North Korea conducted a third underground nuclear test yesterday, further compounding the already tense situation on the Korean Peninsula and across North East Asia.
The official KCNA news agency announced that scientists had conducted a successful test of “a miniaturised and lighter nuclear device with greater explosive force.” Estimates, based on seismic data, put the size of the blast at between 7 and 10 kilotons. This is larger than two previous tests in 2006 and 2009, and about half the yield of the US bombs dropped on Hiroshima and Nagasaki.
Both the US and Japan have dispatched spy planes to take air samples near the test site to determine whether the explosion involved plutonium or highly enriched uranium. Detonation of a uranium-based bomb would indicate that North Korea could build a larger arsenal than its limited supplies of plutonium would allow.
North Korea’s claims that nuclear weapons will enhance the country’s military defence are absurd. Far from providing protection, their development gives the US and its allies, South Korea and Japan, another pretext for continuing a military build-up in the region, directed in particular against China. Any attempt to use such bombs would result in a devastating response by the US and its allies.
As with its rocket launch two months ago, the Stalinist regime in Pyongyang is using the nuclear test as a bargaining chip to press for an accommodation with US imperialism, in order to end the country’s economic and diplomatic isolation. The KCNA statement declared that the nuclear test was in response to “outrageous” US hostility to the recent rocket launch and warned that continuing antagonism would result in “stronger, second and third responses in consecutive steps.”
The Obama administration has made clear that any rapprochement with North Korea will be on US terms, including North Korea’s complete de-nuclearisation. Since 2009, Obama has maintained the aggressive stance taken by the previous Bush administration, which scuttled the so-called Sunshine Policy of opening up North Korea as a cheap labour platform.

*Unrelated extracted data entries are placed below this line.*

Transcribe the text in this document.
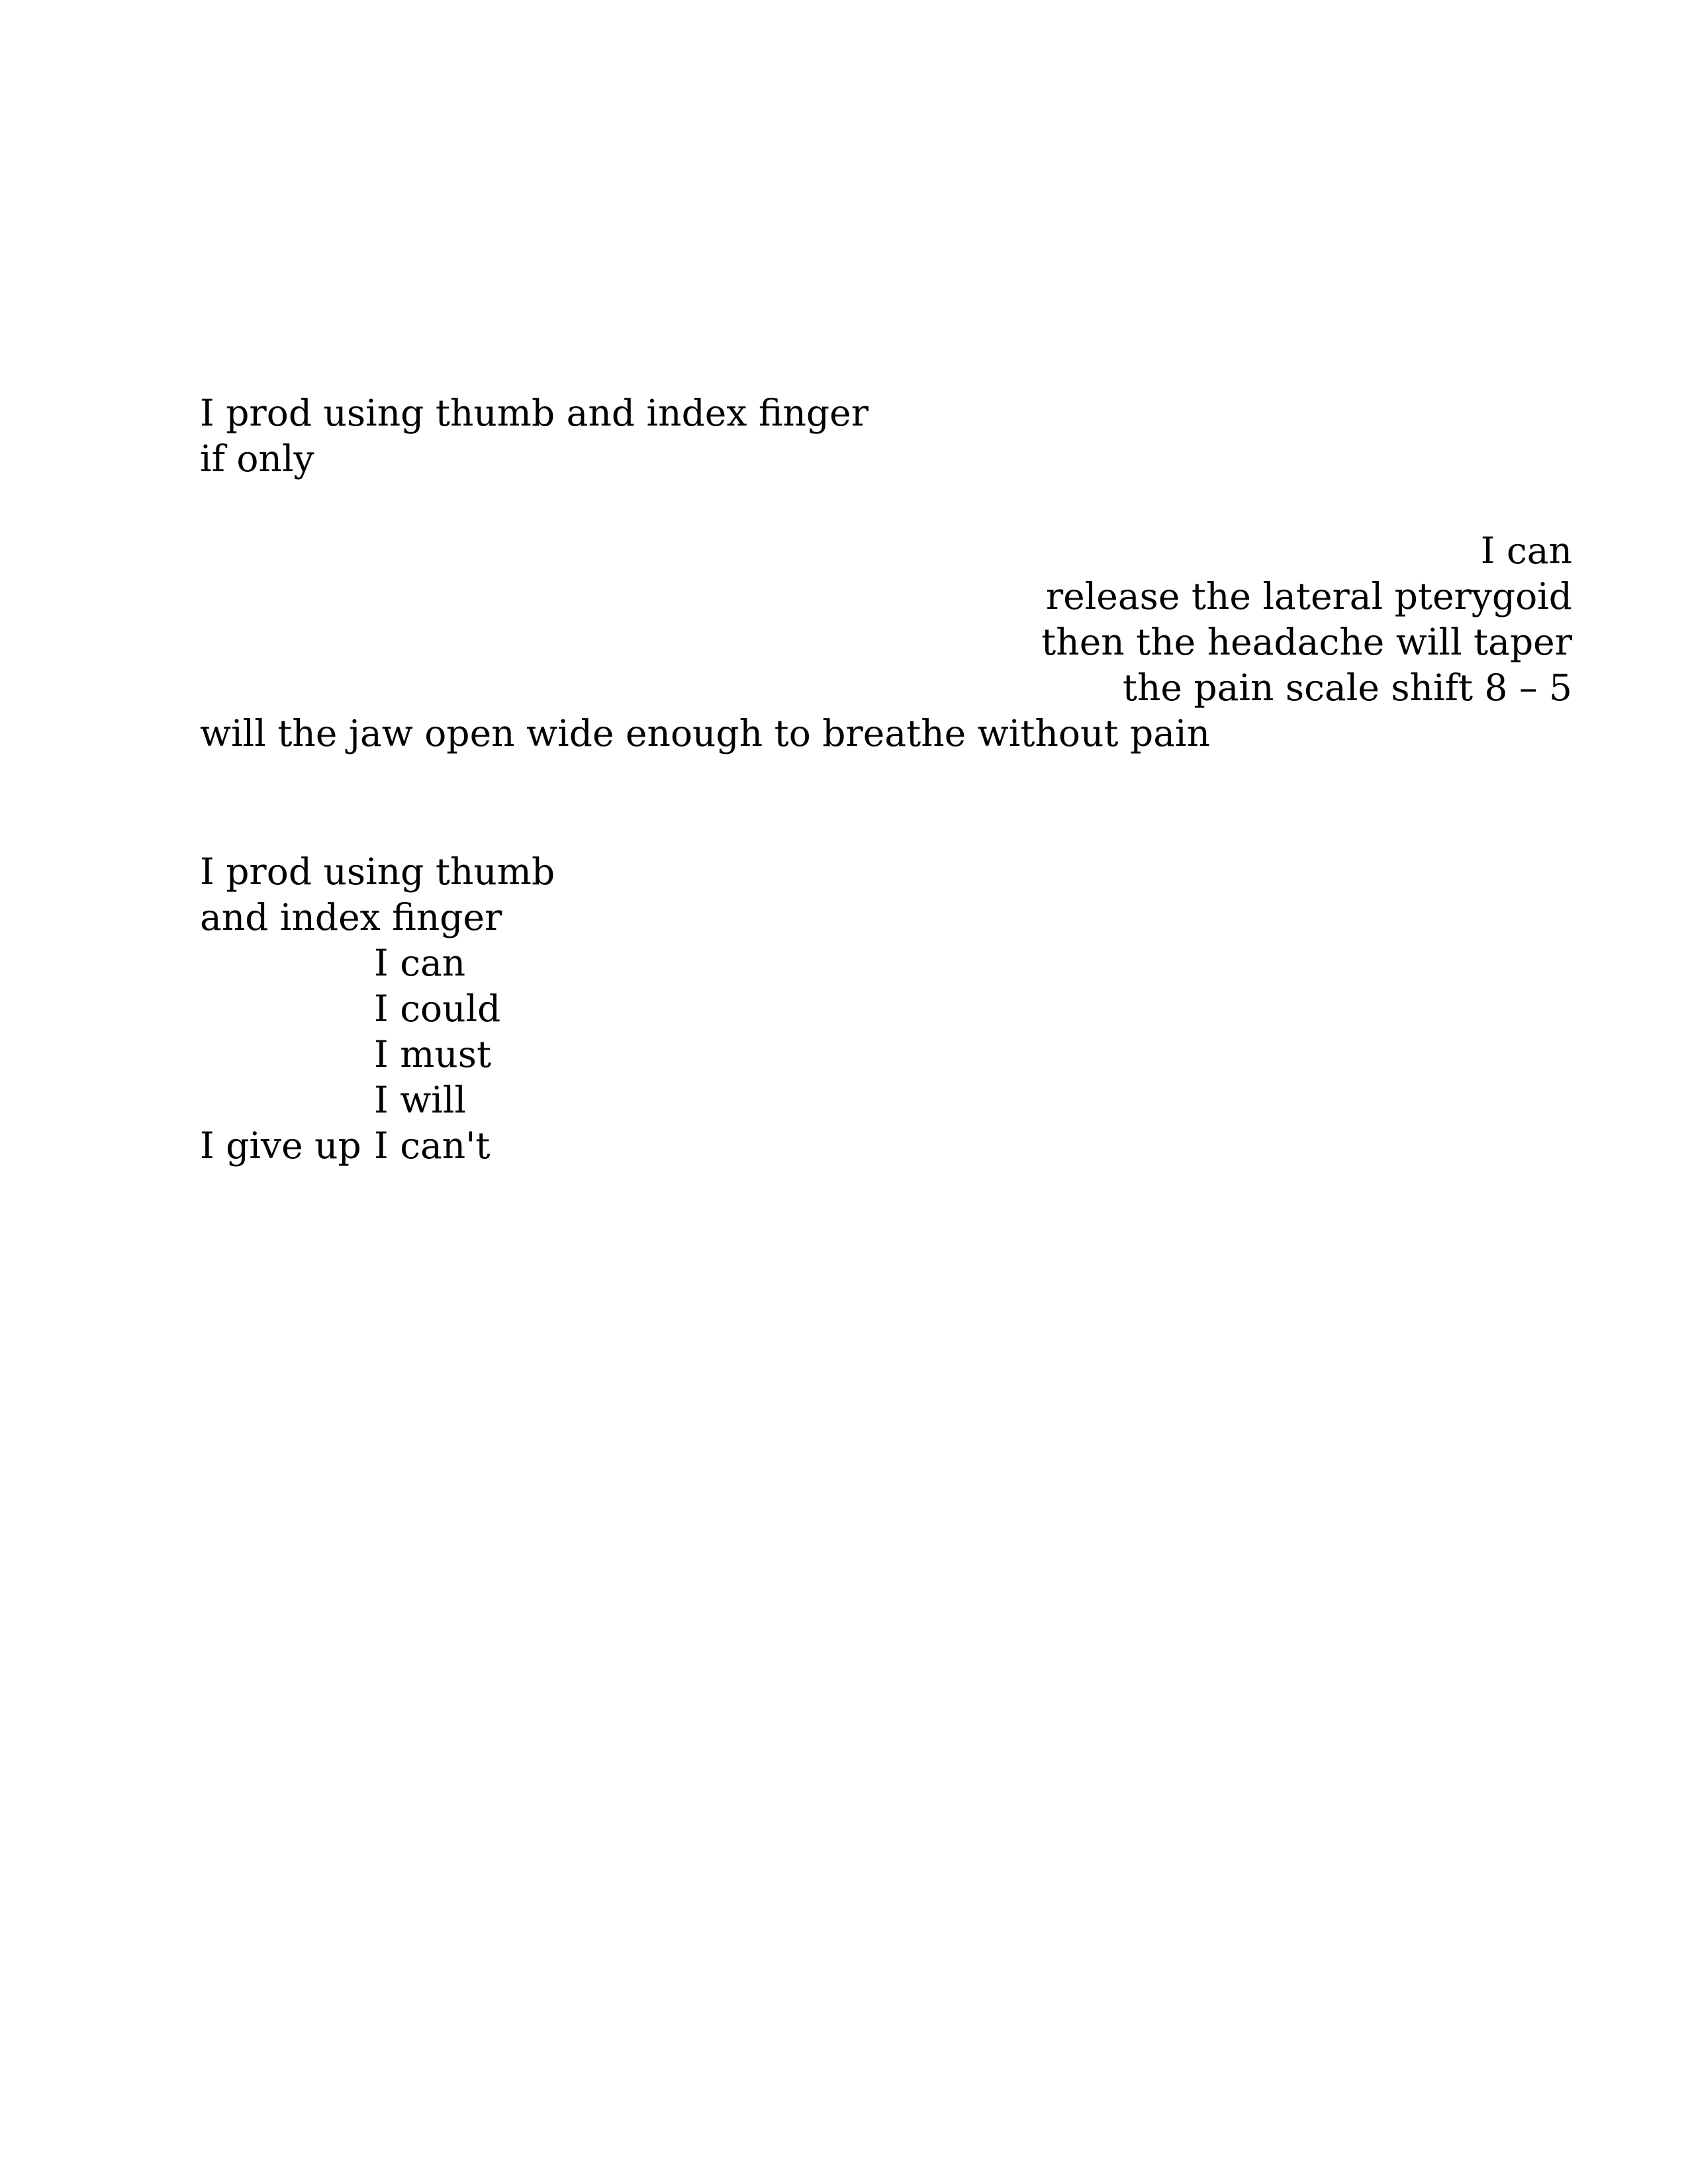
I prod using thumb and index finger
if only
I can
release the lateral pterygoid
then the headache will taper
the pain scale shift 8 – 5
will the jaw open wide enough to breathe without pain
I prod using thumb
and index finger
I can
I could
I must
I will
I give up I can't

As well as tightening sanctions against Pyongyang, the Obama administration has exploited the North Korean nuclear and rocket tests to put pressure on Beijing.
Following yesterday’s test, Obama declared: “The danger posed by North Korea’s threatening activities warrants further swift and credible action by the international community. The United States will also continue to take steps necessary to defend ourselves and our allies.” His claim that Pyongyang constitutes “a threat” to the US is belied by the fact that the American nuclear arsenal, consisting of 1,700 sophisticated weapons and delivery systems, could obliterate North Korea many times over.
The UN Security Council met yesterday and voted, with China’s support, to “strongly condemn” the North Korean nuclear test as a “grave violation” of previous Security Council resolutions. It also warned of a new round of sanctions of North Korea, just three weeks after imposing penalties over the earlier rocket launch.
The nuclear test compounds the dilemmas confronting the Chinese regime over its ally North Korea, by undermining its efforts to restart the six-party talks to defuse tensions on the Korean peninsula. The blast also provides the Obama administration with a convenient justification for strengthening US alliances with Japan and South Korea, as part of its “pivot to Asia.” In this drive, Washington is developing anti-ballistic missile systems that can be used against China, as well as North Korea.
South Korea and Japan both condemned North Korea’s actions. Japanese Prime Minister Shinzo Abe said the nuclear test was “totally unacceptable” and warned of additional Japanese sanctions on North Korea. At the end of January, Japan used North Korea’s rocket launch as the justification for putting two new spy satellites into orbit to augment its existing space intelligence capacity.
Responding yesterday, Chinese Foreign Minister Yang Jiechi said Beijing was “strongly dissatisfied and resolutely opposed” to the nuclear test. He called on Pyongyang to end “acts that could worsen the situation, and return to the right course of dialogue and consultation as soon as possible.”
Sections of the Chinese press have called for tougher action to pull Pyongyang into line. An editorial in the Global Times last week declared: “If North Korea insists on a third nuclear test despite attempts to dissuade it, it must pay a heavy price. The assistance it will be able to receive from China should be reduced.” Under conditions of a US-led economic blockade, North Korea depends heavily on China for imports of oil and food, as well as economic aid.
The editorial answered critics who suggested that penalising North Korea could drive it into the US camp. “Such a trap may be real,” it stated, “but China shouldn’t be taken hostage by North Korea’s extreme actions in order to avoid such a trap.” Newly-installed North Korean leader, Kim Jong Eun, has given hints that he might be open to a deal with the West. Perhaps the most significant was a rather odd visit by an “unofficial” American delegation to Pyongyang last month that included Google chairman Eric Schmidt and former US ambassador to the UN, Bill Richardson.
The Global Times made clear that “we are not advocating giving up the Sino-North Korean friendship.” Beijing is deeply concerned that any implosion of the North Korean regime would send a wave of refugees into China and open up the possibility of a unified pro-US Korea on China’s northern border.
Under conditions of rising tensions throughout the region as a result of Obama’s Asian “pivot,” North Korea is one of the flashpoints that could trigger confrontation and conflict between the US and China.